Aziz Inan has a way of finding the beauty in every day—or, at least, on a few select dates on the calendar.

As a professor of electrical engineering at University of Portland, Inan, 65, has always had an affinity for numbers, but his appreciation goes beyond their academic application. He sees them as a kind of art. And in his estimation, palindrome dates—dates that read the same forward and backward when written numerically—are worthy of the Louvre, if not Hogwarts.

“That symmetric aspect,” he says, “has its own magic power.”

He first felt that mystical force himself 10 years ago. He recognized that Jan. 2, 2010, would be only the second eight-digit palindrome in over 600 years. He’s since kept a running tab of palindrome dates on his website, and worked to keep the public informed whenever one is upcoming.

As a result, he’s become the national media’s go-to contact for palindromic content: When this year’s Super Bowl fell on Feb. 2, 2020—the only day this century that’s a palindrome in both American and European date systems—he received calls from The Washington Post, USA Today and National Public Radio.   
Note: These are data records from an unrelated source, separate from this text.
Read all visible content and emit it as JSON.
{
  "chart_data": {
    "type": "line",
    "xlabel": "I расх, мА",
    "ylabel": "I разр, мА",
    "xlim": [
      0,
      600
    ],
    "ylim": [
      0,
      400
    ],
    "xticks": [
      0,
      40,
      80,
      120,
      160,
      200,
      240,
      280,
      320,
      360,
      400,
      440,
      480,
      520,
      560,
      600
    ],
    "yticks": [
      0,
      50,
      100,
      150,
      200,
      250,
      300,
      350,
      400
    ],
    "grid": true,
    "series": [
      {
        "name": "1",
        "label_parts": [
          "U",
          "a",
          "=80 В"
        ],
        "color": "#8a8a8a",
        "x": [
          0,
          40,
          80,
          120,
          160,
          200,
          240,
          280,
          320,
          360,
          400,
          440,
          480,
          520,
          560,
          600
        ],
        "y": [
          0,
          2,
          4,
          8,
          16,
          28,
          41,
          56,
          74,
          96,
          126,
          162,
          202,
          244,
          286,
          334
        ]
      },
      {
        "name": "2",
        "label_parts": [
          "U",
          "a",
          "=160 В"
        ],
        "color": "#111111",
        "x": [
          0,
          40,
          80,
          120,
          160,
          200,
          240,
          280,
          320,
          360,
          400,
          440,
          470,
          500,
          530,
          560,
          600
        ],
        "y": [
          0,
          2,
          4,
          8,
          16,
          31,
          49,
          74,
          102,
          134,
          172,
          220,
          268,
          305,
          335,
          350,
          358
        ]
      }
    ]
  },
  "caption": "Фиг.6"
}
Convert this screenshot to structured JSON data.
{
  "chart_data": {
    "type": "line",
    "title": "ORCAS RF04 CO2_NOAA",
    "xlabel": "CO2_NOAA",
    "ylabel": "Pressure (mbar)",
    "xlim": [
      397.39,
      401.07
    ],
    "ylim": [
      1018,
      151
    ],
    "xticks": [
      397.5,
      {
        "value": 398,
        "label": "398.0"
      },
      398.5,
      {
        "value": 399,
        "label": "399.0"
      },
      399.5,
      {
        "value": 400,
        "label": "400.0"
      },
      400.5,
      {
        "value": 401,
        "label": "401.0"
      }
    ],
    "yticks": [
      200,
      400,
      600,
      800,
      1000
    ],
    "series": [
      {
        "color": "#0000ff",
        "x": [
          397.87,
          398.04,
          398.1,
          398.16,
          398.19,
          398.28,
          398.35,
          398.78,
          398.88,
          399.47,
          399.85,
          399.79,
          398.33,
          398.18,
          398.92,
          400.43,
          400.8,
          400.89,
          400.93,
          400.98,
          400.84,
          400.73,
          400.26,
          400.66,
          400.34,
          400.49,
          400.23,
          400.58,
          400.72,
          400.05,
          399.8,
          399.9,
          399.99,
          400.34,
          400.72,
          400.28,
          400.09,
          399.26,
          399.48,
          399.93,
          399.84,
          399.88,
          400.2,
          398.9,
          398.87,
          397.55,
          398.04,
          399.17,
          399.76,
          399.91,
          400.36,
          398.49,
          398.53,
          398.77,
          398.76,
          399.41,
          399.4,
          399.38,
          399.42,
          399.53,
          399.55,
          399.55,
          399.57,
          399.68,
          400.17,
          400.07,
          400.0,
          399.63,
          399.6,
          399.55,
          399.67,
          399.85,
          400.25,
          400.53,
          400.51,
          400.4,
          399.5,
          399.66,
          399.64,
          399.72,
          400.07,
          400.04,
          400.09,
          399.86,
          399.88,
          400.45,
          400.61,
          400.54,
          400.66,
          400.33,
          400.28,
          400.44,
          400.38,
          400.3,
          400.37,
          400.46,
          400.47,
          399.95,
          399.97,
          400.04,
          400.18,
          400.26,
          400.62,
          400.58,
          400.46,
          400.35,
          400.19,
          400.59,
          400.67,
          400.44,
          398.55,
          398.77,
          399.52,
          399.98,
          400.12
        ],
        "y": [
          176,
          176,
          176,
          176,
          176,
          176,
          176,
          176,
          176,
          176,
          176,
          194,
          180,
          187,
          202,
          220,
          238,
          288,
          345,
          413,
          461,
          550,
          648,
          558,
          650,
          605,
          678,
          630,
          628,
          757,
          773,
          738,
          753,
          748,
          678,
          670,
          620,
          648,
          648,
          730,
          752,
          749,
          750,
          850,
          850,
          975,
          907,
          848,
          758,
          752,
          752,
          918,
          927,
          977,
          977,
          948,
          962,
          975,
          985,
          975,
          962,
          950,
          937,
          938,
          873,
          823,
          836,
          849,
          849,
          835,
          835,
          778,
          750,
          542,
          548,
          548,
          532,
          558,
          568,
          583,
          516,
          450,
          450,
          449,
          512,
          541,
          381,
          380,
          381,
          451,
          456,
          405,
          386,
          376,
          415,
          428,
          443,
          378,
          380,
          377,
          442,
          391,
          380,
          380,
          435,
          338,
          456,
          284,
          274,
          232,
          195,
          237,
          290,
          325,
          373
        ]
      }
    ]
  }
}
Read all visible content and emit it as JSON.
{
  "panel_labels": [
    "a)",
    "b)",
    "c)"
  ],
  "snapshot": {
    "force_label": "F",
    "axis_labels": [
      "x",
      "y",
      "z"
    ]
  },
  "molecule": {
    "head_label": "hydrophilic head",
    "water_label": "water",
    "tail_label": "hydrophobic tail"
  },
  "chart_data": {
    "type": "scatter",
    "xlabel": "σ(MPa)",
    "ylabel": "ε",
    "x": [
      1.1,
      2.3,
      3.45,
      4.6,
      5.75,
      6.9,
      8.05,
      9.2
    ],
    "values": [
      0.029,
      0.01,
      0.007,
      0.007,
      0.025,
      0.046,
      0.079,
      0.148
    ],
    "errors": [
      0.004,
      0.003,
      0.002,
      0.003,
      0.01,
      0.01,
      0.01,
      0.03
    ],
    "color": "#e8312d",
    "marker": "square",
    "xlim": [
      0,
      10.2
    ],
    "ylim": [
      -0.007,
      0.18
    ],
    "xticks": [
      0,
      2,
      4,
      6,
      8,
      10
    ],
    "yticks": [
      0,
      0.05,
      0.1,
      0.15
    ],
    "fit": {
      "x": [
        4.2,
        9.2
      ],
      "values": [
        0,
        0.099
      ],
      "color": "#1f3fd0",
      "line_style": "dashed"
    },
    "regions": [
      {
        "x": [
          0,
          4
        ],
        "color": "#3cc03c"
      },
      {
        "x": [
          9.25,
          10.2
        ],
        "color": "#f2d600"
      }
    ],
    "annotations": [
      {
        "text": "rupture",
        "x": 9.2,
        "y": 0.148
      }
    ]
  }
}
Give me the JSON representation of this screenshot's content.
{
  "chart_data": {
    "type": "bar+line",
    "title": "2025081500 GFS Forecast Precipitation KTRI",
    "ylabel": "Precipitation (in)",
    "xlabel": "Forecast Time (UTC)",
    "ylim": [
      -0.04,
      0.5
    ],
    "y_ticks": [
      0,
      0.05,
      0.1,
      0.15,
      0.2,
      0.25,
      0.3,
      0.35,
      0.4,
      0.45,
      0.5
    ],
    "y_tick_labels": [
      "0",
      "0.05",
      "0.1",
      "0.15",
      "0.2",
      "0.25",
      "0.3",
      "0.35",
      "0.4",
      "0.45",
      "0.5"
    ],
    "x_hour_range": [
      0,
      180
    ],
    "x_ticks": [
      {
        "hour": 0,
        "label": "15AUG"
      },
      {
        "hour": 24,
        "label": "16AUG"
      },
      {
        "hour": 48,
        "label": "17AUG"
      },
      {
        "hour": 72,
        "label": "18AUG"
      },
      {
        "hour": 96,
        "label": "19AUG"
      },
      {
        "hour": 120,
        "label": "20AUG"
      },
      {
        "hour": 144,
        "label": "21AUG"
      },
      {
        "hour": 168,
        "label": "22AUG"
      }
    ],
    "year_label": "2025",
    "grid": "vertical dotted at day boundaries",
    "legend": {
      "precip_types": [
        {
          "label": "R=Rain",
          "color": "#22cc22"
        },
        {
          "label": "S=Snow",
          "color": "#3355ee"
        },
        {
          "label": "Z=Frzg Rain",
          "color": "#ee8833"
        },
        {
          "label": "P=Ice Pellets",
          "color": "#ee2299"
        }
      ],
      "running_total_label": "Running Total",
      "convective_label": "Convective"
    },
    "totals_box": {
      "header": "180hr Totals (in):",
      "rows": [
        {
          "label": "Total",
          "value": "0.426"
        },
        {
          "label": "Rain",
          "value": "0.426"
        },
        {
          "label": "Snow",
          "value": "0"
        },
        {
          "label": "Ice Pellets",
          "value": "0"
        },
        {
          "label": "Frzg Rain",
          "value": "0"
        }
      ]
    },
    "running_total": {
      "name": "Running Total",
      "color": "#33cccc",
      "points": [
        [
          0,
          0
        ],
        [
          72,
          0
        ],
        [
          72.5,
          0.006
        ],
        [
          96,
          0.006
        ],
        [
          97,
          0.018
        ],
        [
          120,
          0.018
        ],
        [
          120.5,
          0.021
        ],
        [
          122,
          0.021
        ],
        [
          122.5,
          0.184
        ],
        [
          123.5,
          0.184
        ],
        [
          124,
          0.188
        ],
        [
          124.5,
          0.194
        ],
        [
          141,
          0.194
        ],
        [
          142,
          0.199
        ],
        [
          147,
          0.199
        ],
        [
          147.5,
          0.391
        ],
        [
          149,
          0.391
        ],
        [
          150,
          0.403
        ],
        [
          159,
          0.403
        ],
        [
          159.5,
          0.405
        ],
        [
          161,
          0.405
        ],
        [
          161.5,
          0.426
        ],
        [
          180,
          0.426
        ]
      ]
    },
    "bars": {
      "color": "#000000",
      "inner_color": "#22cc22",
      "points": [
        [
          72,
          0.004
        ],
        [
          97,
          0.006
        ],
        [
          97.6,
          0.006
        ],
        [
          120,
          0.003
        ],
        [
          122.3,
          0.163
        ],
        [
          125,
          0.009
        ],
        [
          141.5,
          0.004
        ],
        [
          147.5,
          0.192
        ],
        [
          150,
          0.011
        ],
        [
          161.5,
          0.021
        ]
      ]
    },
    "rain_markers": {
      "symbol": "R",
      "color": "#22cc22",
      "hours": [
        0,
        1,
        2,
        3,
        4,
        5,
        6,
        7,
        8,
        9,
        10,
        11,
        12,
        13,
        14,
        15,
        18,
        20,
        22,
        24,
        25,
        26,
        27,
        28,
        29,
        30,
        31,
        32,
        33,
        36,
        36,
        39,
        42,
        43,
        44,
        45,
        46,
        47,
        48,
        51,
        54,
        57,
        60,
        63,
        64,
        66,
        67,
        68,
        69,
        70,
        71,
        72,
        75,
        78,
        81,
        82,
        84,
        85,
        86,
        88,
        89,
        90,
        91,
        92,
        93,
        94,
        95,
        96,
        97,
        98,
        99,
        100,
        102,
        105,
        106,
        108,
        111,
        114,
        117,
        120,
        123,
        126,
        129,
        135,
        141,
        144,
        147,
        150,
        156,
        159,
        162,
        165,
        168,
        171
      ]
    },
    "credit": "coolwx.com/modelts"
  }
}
His phone should be ringing quite a bit in 2021: It’s the last time we’ll see two palindrome dates—1/20/2021 and 12/02/2021—in the same year for another century.

Inan knows it doesn’t seem like a big deal. But the way he sees it, palindromes are an example of the small miracles obscured by the clutter of everyday life—and once revealed, they can open the door to seeing the world a little differently.

“If I tell my student, ‘Your birthday is going to be a palindrome date three years from now,’ I see that excitement on that student’s face,” he says. “You know how you throw a stone in the water, and those waves come out circularly? That’s what I observe with this.”